Les marges sont elles aussi en forte progression sur la décennie : de 6,4% à 9,4% pour la marge opérationnelle entre 2013 et 2022. Bref, on l’aura compris, le management est habile. La création de valeur est au rendez-vous, un excellent point qui n’est pas donné à de nombreuses entreprises friandes de croissance externe. 

Évolution du compte de résultat hors chiffre d’affaires. Notons la progression de la rentabilité et des profits. (source : Zonebourse)

La succession de père en fils s’est très bien passée

La force majeure de Kingspan réside sans doute dans la rigueur de son management. La gestion est proactive pour gagner des points de croissance. Jusque-là, cela a été fait à bon escient, dans l'intérêt général de la société et de ses parties prenantes. Kingspan est un groupe familial. Le fondateur Eugène Murtagh est l’actionnaire principal avec 14,8% du capital. Son fils, Gene Murtagh a pris le relais aux commandes de la société en 2005. Gene a fait entrer la société dans une autre dimension, celle des larges caps, la capitalisation dépassant les 10 Mds€. Les revenus ont explosé sur la dernière décennie en passant de 1,8 Md€ en 2013 à 8,3 Mds€ l’an passé. Du beau travail. 

Le duo père-fils a fait monter Kingspan au rang des principales entreprises du bâtiment en Europe (source : Kingspan) 

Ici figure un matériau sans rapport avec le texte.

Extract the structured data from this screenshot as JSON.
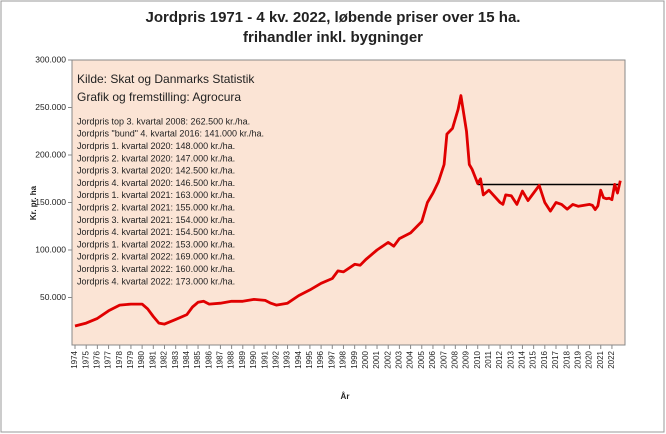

Pour l’avenir, les perspectives sont rassurantes. Les prévisions ne sont pas chiffrées mais le carnet de commandes continue de croître à un rythme soutenu malgré une base de comparaison très élevée. Les prix des matières premières pourraient enfin diminuer d’ici la fin d’année. Par contre, les tensions macroéconomiques (inflation, taux élevés, enjeux géopolitiques, etc) pèsent sur le titre. La valorisation est plutôt en baisse par rapport à l’historique. Le PER ressort à 19,8 fois pour cette année contre une moyenne de 23,9 fois sur les dix dernières années. Certes, le groupe fait face à une demande relativement faible dans le résidentiel en Europe de l’Ouest. Malgré tout, ces éléments ne remettent pas en cause la croissance du groupe à long terme qui devrait profiter de la forte croissance des rénovations et des nouvelles constructions.